Orvis, a sporting goods store located in Vermont, recently exposed internal passwords and credentials on Pastebin. This exposure of internal passwords and credentials opens the door to other threats as this type of data allows cybercriminals to roam free in a network, access other sensitive data, or take over existing accounts that can harm the company as well as the customers. Data exposures have far-reaching implications even long after the information has been revealed on the web.This company is by no means alone as every industry from financial, health care, gaming, hospitality, and more are facing waves of attacks. Every online company encounters the same dilemma, even Disney’s newest streaming service. Almost as soon as the Disney service became available, it was hacked by cybercriminals getting away with account data and selling it on the dark web. In fact, in the first nine months of 2019, there were 5,183 data breaches exposing 7.9 billion records. So, whether data leaks come from internal mistakes and exposures or from direct hacking, the outcome is the same – data is exposed, and cybercriminals are using it for fraud today, next year or several years from now.
Through step-ups such as one-time passwords, two-factor authentication, security tokens, and physical biometrics, companies are finding alternatives to avoid relying on a password or other personally identifiable data that could have been stolen. However, these step-ups also affect good users who just want to "click and play" and expect a seamless experience.
Additional step-ups are useful to make bad actors’ account takeover attempts more difficult. Still, companies can go one step further and trigger additional friction only when there is risk, avoiding friction on trusted users. To do this, companies need a security layer in their system that can provide the intelligence from each session to help decide what sessions are trusted and which ones are risky.
This allows companies to secure accounts without relying on user credentials and, at the same time, remove unnecessary friction, both inside and outside of an organization. Passive biometrics and behavioral analytics, for example, are technologies that help evaluate risk in a session without relying on credentials. If the behavior of the user is suspicious, it can trigger a request for a one-time password or a fingerprint scan, for example. A multi-layered approach to user verification that doesn’t rely on credentials makes stolen data valueless.

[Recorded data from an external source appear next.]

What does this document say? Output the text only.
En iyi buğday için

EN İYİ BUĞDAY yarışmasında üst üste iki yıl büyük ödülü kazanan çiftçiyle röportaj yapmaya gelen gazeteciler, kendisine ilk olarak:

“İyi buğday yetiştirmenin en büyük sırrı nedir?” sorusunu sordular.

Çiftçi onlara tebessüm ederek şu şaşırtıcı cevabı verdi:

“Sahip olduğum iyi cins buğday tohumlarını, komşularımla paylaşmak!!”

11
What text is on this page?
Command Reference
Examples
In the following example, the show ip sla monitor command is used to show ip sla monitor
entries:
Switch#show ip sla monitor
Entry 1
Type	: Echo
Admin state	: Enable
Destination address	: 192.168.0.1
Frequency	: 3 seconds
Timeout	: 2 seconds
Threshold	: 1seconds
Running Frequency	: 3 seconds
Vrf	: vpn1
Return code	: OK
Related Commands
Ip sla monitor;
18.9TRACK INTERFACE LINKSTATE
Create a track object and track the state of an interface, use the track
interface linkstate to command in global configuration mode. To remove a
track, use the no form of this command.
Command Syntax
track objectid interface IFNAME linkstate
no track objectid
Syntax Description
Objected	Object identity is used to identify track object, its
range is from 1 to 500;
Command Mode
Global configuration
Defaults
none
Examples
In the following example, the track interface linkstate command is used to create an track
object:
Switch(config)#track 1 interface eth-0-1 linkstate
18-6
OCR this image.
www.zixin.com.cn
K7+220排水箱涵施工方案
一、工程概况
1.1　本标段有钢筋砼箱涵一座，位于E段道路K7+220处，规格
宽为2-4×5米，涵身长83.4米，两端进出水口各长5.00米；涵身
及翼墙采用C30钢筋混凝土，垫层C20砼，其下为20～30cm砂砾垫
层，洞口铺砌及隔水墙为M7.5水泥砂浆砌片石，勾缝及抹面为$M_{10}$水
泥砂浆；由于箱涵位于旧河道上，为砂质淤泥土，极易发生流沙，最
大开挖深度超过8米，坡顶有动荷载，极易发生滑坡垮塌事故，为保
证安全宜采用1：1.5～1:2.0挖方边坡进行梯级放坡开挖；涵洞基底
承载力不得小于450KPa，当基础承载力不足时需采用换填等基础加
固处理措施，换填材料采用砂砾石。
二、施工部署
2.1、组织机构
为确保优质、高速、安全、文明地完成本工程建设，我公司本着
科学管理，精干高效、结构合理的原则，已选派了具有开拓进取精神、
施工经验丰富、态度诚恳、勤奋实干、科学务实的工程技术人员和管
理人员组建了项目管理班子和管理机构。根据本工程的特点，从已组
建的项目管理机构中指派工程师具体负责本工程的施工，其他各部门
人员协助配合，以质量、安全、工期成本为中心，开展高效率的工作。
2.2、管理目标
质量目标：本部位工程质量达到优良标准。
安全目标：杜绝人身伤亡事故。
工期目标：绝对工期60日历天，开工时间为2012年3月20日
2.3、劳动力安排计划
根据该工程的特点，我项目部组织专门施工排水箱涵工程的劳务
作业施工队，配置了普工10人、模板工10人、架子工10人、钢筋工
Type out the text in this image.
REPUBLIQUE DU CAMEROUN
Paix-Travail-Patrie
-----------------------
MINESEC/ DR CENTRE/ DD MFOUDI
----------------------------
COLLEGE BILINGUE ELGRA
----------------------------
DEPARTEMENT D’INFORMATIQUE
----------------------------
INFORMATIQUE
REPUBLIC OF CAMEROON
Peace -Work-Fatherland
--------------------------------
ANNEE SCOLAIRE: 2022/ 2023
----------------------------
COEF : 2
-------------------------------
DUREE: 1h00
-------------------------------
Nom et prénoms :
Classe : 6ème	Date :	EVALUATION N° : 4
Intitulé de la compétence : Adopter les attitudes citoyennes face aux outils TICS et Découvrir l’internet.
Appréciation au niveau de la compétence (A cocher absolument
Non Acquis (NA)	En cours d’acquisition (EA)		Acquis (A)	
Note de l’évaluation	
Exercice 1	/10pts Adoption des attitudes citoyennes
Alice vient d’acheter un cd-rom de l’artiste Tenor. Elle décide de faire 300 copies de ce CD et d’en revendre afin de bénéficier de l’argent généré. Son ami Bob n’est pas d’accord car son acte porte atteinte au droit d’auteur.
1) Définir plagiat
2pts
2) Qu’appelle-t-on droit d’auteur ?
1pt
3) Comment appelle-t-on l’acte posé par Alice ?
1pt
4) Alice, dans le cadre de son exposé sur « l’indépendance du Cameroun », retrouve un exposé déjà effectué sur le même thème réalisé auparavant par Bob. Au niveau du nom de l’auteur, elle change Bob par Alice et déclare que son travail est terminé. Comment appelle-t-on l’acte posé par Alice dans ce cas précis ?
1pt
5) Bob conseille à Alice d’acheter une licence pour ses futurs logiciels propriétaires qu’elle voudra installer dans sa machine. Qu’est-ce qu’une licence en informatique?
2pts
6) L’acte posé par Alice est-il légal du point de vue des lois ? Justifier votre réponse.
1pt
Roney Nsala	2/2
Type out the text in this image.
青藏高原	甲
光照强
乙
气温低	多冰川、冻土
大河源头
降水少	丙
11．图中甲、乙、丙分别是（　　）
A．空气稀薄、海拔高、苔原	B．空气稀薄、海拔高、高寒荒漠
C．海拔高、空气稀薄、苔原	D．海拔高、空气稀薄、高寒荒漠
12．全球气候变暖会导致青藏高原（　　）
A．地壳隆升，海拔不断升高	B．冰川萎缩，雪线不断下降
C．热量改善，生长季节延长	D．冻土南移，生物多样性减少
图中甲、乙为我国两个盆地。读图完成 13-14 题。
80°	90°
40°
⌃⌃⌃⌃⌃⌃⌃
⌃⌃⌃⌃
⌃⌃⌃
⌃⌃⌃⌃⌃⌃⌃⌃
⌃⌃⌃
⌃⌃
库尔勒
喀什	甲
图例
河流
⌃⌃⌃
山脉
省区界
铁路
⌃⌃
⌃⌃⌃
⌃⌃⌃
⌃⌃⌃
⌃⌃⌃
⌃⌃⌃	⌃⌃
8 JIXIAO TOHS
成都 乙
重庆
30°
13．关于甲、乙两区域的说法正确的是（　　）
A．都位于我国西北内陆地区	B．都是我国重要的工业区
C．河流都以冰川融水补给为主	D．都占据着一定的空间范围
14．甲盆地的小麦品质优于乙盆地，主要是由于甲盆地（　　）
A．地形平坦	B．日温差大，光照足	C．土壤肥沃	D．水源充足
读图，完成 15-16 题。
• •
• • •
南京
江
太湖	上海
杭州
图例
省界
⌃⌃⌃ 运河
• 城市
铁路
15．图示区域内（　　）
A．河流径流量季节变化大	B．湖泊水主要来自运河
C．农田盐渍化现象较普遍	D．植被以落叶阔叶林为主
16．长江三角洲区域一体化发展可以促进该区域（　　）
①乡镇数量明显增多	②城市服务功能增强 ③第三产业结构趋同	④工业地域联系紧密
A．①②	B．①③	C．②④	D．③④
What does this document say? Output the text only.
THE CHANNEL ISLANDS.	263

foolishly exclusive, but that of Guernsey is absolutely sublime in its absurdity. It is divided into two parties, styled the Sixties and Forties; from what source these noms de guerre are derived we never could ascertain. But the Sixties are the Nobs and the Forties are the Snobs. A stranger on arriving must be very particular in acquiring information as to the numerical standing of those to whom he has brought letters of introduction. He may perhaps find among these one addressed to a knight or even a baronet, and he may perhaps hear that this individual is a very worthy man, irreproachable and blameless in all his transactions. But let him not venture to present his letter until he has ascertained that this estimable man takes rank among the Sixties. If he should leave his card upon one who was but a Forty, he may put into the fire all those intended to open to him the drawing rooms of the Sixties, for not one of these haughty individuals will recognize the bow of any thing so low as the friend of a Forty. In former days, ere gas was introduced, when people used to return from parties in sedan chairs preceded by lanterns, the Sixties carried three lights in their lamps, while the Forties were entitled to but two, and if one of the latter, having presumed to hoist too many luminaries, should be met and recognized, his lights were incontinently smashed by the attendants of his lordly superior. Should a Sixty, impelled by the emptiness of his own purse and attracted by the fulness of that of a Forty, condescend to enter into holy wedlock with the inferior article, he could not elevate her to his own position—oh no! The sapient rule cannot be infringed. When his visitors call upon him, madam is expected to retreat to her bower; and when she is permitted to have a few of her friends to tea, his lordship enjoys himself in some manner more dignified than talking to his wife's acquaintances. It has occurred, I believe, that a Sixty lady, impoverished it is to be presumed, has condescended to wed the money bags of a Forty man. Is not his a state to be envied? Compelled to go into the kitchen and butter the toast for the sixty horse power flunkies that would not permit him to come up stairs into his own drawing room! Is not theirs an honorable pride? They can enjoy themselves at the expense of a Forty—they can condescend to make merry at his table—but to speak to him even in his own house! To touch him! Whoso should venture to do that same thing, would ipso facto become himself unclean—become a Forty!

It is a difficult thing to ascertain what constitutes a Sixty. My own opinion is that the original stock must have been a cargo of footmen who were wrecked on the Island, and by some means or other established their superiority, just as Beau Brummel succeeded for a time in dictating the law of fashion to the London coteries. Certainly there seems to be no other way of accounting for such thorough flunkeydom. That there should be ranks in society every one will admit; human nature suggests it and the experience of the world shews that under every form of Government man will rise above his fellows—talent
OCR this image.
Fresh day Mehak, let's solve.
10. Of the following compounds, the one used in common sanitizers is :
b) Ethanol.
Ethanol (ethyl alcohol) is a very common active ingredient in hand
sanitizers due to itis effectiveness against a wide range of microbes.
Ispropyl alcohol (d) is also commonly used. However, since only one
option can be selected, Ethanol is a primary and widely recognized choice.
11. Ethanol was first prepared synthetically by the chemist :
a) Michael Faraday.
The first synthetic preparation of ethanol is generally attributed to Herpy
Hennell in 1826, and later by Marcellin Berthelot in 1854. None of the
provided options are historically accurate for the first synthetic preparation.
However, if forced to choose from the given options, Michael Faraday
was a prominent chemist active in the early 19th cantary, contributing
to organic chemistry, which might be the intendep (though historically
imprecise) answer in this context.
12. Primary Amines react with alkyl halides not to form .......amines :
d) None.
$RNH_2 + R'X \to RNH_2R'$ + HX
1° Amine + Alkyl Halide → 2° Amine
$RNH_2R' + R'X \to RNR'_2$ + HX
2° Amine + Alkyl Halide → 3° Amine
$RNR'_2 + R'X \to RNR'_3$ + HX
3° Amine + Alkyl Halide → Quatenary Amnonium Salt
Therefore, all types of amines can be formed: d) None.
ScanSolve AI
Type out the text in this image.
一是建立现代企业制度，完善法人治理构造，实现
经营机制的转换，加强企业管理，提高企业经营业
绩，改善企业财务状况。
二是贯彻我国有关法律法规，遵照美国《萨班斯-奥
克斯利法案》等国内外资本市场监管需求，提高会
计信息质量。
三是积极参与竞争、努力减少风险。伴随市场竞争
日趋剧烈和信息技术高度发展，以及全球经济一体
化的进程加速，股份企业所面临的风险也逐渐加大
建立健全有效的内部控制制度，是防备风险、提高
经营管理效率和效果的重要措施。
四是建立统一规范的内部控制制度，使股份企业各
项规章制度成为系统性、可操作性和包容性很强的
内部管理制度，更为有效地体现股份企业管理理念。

Leveraging characteristics from individuals’ online behavior like how they press the keys while typing or how fast they browse from page to page, combined with other information such as device intelligence or behavioral data, builds a unique online profile of a user. This integrated approach, with multiple layers acting together to assess the risk before triggering a step-up, is a way for organizations to prevent the account takeover damage after the data has been exposed during a breach.
The Orvis breach is just a reminder that breaches are not a matter of if but when, and companies have to be ready to provide their account holders the same level of security, even if their credentials have been stolen.